At the time, I tucked down my amusement, told her it wasn't broken, and agreed with her that was a fine lesson to learn. "Jump more carefully," I said. "You have to eat a peck of dirt before you die, and fall down a hundred times before you grow up."

"What?" she demanded. "What? That's not true. Is it? Is that true? Daddy, is that true? Is that true, Mama?"

"It's a rule," I told her solemnly, "it must be true."

"A peck of dirt? Fall down -- I've already fallen down a million times! On trampolines, and -- that's not true!"

"Trampolines don't count," I said, rolling my eyes. "Fall down so you hurt yourself. Obviously!"

She hesitated. Then she said, "A peck of dirt? You have to eat -- what do you mean?"

"You know when you pick up a piece of candy after the five second rule? What do you think is on it?" I shrugged.

We walked along the trail a moment. She was scowling. Then she ran ahead to demand of mr. delagar. "Have you fallen down a hundred times? Have you?"

"I fell down so many times," he said, and started relating some of them. This was not what she wanted to hear. She came running back to me.

"What if I don't fall down a hundred times? Do I not grow up? And Grandma! She's still falling down! Is she not grown up?"

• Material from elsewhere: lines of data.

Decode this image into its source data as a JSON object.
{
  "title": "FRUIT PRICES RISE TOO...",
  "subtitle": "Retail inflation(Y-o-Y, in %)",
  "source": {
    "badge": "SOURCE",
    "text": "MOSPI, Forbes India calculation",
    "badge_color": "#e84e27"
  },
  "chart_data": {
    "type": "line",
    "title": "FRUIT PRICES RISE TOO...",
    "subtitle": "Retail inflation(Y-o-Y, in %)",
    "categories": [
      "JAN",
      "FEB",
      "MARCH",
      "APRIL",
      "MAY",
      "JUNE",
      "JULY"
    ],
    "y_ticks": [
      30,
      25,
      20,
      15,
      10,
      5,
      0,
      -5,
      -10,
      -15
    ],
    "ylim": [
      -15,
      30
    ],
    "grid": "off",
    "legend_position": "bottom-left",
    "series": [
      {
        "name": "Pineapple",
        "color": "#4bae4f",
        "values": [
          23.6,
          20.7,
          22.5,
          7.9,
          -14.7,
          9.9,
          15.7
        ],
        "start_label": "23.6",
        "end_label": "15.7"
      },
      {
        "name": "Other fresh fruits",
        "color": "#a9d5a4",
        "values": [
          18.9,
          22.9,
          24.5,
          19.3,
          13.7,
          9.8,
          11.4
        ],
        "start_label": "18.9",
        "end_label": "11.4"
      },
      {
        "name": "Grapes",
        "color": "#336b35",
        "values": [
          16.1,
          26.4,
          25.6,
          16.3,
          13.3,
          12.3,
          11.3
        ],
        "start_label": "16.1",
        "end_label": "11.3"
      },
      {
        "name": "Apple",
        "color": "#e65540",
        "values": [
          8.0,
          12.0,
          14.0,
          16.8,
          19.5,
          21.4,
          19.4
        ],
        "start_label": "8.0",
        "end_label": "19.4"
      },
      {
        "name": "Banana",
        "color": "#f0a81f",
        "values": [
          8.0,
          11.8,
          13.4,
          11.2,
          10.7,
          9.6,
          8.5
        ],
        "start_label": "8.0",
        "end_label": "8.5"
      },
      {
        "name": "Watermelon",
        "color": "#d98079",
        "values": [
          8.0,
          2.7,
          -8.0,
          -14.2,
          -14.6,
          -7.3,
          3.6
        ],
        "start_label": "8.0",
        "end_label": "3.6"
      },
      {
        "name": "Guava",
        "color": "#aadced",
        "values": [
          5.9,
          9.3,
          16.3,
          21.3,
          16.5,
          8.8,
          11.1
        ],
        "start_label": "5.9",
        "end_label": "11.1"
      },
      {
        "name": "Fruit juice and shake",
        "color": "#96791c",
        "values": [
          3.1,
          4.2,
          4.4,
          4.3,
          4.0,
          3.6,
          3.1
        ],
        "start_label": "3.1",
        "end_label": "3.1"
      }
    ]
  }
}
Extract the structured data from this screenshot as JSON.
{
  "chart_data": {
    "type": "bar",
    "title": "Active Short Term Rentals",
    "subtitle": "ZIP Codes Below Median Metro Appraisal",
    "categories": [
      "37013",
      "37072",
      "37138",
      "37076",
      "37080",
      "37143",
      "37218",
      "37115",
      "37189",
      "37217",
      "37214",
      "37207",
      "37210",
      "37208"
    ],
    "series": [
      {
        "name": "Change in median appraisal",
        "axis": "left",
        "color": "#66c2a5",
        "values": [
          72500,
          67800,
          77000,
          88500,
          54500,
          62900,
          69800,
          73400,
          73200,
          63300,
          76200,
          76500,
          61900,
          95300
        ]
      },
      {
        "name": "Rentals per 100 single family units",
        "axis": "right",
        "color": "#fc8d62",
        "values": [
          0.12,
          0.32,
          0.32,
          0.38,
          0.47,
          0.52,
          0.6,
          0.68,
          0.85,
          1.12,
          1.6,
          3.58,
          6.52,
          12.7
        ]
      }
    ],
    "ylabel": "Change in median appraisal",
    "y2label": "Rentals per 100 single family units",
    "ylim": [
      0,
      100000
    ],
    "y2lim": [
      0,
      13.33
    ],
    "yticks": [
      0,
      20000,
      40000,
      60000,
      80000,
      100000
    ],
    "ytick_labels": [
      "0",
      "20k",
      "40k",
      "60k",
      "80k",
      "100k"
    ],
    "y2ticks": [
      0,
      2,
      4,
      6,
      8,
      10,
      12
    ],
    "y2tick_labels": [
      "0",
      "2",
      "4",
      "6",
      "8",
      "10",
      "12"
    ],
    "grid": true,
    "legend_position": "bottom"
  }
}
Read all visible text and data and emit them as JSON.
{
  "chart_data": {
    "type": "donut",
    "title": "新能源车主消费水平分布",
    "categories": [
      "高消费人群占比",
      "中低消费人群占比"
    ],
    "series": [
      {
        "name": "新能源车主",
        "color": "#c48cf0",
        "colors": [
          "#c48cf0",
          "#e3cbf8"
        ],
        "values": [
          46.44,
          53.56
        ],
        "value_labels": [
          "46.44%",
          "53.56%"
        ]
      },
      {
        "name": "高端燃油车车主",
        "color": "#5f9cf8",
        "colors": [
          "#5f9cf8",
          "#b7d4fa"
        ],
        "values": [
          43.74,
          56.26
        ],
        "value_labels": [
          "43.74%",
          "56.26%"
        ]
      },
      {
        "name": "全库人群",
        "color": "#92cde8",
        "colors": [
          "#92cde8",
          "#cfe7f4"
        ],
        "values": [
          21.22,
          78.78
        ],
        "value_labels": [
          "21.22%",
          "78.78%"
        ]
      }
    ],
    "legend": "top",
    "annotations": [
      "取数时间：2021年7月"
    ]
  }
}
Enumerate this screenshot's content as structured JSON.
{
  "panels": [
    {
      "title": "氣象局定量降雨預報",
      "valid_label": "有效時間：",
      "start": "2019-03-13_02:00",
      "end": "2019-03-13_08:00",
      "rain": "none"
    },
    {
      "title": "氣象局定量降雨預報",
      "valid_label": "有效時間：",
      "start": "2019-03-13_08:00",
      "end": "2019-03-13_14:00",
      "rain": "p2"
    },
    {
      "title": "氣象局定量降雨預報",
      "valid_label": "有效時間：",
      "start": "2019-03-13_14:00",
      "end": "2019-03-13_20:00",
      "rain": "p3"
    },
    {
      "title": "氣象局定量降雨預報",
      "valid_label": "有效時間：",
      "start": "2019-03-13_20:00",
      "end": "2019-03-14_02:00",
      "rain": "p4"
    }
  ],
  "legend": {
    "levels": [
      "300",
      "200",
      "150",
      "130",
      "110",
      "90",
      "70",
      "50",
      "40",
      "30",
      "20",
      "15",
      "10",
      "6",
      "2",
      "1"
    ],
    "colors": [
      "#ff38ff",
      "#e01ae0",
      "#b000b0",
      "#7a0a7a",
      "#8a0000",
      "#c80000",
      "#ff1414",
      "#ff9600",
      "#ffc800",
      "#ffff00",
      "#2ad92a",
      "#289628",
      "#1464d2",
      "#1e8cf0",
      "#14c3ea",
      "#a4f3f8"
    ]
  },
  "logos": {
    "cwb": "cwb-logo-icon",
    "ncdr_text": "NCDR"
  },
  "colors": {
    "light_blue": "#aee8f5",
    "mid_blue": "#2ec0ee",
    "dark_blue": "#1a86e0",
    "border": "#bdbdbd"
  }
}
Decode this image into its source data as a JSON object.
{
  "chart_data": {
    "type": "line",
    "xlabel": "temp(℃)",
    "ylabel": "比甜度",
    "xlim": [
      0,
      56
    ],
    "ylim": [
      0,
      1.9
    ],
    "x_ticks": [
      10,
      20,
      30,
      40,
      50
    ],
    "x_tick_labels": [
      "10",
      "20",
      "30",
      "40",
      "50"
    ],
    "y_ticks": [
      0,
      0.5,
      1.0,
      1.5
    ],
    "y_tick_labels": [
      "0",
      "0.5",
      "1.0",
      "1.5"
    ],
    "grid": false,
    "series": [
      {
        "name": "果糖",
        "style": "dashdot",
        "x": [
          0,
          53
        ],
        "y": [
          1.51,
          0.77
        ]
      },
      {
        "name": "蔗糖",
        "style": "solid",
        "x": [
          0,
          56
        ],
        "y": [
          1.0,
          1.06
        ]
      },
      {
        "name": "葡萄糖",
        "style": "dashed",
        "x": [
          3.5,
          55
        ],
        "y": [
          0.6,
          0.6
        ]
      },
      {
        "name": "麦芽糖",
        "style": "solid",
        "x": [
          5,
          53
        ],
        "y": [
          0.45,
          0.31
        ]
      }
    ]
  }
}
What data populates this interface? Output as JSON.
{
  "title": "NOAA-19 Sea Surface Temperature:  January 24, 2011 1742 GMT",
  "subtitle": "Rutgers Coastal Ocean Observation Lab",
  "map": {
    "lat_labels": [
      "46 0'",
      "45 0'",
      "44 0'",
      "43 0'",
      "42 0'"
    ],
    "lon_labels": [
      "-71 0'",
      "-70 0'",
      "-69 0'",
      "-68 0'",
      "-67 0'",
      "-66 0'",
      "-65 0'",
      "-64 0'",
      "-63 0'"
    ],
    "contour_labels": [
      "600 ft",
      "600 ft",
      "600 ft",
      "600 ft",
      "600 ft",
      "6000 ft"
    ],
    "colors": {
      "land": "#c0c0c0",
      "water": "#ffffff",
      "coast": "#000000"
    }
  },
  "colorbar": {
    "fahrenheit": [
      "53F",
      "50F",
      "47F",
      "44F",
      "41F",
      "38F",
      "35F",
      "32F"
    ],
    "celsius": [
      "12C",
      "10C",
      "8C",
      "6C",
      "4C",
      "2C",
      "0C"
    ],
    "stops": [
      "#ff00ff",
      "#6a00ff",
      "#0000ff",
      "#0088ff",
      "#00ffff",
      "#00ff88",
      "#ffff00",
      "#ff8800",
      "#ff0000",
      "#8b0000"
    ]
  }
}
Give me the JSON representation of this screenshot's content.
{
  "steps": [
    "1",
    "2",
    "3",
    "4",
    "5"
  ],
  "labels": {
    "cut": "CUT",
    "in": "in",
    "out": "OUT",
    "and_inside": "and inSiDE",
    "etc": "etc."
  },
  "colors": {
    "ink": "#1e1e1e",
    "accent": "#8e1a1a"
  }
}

"Excellent point," I agreed.

She walked along, frowning. "Eat a peck of a dirt before you -- what if I don't eat a peck? Will I not die?"

"I'm just telling you the--"

"If I stop eating candy off the floor," she said, "I can live forever?"

"Huh," I said.

She shot me a very stern look. "These are just folk sayings," she informed me. "They aren't true at all."

Then she ran ahead and began leaping from rock to rock again.